§ Mr. R. McNEILL
asked the Secretary of State for War if he is aware that the house No. 12, Longport Street, Canterbury, now in military occupation, was bought by the present owner's deceased father to enable her to make a living by letting apartments; that the owner has been for a long period, and still is, deprived of the use of her property through its requisition for military occupation; that she was assured as long ago as July, 1920, that possession would be given to her in a few months: that, on the 16th February, 1921, she was told that for several more months she could not recover her property; that all this time the owner has been obliged to store her furniture, which is suffering depreciation in value in consequence, and to procure accommodation for herself elsewhere; what military exigency requires the deprivation of this lady of her property more than two years after the War; and, in the event of his being unable to issue instructions that possession of the premises be given to the owner forthwith, if he will undertake that full compensation shall be paid to her, based on an estimate to be made by an independent valuer of the profits she might reasonably expect to make by letting apartments, and including the loss occasioned by the storage of her furniture and the necessity for living elsewhere?
§ Sir A. WILLIAMSON
This property has been occupied by the military authorities as stated, but I have no information as to the circumstances in which it was purchased or as to the assurances stated to have been given. The house is required for accommodating the local 1835W officers of the Lands Directorate, until other accommodation can be found for them. I regret that I can give no undertaking of the nature suggested in the last part of the hon. Member's question. The Department has endeavoured to minimise any hardship caused to the owner.

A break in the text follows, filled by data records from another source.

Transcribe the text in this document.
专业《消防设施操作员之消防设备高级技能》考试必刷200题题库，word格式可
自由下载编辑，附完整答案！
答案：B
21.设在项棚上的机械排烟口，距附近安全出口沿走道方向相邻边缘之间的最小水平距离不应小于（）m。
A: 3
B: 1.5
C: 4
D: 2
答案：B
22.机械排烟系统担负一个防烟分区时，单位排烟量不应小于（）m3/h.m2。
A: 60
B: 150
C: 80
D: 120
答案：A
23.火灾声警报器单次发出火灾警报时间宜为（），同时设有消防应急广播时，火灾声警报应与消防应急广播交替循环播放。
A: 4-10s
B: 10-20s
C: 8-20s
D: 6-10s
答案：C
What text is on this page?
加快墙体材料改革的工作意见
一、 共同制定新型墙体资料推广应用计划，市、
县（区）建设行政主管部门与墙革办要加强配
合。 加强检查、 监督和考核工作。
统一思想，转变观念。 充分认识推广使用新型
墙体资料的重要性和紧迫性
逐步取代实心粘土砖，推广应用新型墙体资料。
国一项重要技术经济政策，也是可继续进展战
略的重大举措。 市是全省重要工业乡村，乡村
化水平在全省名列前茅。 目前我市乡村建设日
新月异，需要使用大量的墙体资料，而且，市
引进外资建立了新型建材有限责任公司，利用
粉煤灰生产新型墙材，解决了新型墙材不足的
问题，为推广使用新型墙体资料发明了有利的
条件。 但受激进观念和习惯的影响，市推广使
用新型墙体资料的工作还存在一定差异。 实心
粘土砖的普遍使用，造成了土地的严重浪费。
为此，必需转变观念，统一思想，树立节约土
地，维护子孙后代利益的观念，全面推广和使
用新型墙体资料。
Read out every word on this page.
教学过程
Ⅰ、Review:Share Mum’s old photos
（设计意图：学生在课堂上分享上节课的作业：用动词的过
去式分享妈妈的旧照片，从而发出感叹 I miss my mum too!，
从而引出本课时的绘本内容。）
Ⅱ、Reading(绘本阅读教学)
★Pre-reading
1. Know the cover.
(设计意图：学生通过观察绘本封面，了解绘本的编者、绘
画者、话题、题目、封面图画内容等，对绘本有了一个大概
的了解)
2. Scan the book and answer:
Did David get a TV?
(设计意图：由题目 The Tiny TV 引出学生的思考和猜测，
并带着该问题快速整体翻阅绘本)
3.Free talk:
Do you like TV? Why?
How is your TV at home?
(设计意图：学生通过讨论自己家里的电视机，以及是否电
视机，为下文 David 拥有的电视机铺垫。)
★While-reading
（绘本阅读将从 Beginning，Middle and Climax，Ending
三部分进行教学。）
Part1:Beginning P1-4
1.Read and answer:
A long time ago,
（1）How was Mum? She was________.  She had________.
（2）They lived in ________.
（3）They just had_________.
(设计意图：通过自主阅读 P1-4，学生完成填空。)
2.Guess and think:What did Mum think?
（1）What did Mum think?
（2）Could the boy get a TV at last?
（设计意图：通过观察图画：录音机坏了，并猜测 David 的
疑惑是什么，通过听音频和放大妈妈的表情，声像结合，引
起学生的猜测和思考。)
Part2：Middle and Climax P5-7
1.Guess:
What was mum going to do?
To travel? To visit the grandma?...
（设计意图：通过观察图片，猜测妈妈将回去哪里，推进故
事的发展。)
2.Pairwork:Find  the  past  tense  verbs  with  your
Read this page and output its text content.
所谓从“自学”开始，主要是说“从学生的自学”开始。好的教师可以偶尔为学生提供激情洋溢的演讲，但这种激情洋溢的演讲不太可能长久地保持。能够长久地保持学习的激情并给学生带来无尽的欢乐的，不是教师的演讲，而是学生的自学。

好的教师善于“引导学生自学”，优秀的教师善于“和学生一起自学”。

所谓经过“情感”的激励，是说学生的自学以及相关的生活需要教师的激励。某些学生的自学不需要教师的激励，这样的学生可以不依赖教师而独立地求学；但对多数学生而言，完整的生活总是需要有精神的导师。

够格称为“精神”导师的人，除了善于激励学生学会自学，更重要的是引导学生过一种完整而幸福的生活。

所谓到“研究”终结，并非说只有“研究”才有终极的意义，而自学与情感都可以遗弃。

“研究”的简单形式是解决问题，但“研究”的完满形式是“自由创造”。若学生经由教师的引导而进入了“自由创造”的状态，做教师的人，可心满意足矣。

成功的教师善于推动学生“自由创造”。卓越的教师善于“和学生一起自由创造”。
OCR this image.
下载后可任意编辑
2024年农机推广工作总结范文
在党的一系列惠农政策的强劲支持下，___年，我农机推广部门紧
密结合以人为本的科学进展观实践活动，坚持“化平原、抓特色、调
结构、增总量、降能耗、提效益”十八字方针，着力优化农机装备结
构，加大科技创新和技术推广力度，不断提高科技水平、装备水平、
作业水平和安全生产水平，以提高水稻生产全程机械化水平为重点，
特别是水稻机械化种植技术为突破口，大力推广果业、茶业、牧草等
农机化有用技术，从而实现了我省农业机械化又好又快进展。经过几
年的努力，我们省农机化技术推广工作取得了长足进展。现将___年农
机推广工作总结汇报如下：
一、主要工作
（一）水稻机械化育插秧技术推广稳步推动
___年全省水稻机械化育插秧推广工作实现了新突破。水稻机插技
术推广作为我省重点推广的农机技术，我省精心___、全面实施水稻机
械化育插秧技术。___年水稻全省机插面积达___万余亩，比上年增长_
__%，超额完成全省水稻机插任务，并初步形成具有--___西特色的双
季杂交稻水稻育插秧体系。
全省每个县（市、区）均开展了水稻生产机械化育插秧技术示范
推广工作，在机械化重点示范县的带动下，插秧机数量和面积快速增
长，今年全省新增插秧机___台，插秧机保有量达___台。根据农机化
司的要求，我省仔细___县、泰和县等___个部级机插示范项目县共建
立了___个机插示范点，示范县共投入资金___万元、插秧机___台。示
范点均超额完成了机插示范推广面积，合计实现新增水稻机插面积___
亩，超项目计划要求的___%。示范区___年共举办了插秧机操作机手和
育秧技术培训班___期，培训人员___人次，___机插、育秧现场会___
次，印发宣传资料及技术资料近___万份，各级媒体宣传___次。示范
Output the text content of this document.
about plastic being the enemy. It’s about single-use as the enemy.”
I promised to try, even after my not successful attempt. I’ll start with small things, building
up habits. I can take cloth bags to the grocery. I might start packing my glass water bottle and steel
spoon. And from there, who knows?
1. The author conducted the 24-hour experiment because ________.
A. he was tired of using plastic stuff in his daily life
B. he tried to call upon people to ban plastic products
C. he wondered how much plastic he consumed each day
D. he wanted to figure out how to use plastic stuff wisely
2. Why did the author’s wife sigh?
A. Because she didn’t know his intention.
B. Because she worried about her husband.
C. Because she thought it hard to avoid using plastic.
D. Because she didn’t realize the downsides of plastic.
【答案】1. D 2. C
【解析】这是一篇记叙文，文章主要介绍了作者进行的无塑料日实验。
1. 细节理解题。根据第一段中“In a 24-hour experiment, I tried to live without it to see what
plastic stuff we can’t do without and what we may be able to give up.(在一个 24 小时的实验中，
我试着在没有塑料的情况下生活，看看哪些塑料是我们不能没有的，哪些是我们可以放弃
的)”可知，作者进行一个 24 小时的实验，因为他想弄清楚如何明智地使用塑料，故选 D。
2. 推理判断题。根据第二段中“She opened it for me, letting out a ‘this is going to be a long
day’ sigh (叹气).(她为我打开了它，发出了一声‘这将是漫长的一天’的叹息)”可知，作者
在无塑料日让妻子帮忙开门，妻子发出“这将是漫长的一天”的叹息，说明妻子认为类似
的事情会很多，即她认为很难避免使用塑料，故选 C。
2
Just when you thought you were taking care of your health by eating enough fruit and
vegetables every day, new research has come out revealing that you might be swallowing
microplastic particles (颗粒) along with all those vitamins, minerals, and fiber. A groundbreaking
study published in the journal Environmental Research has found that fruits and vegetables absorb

When she complained that the rent originally paid under the hiring agreement was inadequate the Department consented to terminate the agreement and refer the question of compensation to the War Compensation Court, so far as concerned the period subsequent to the termination of the agreement. The Court awarded a payment very closely approximating to that asked for by the owner, and in arriving at the amount the cost of storing her furniture was taken into consideration. If the owner desires that the award should be revised, application should be made to the War Compensation Court.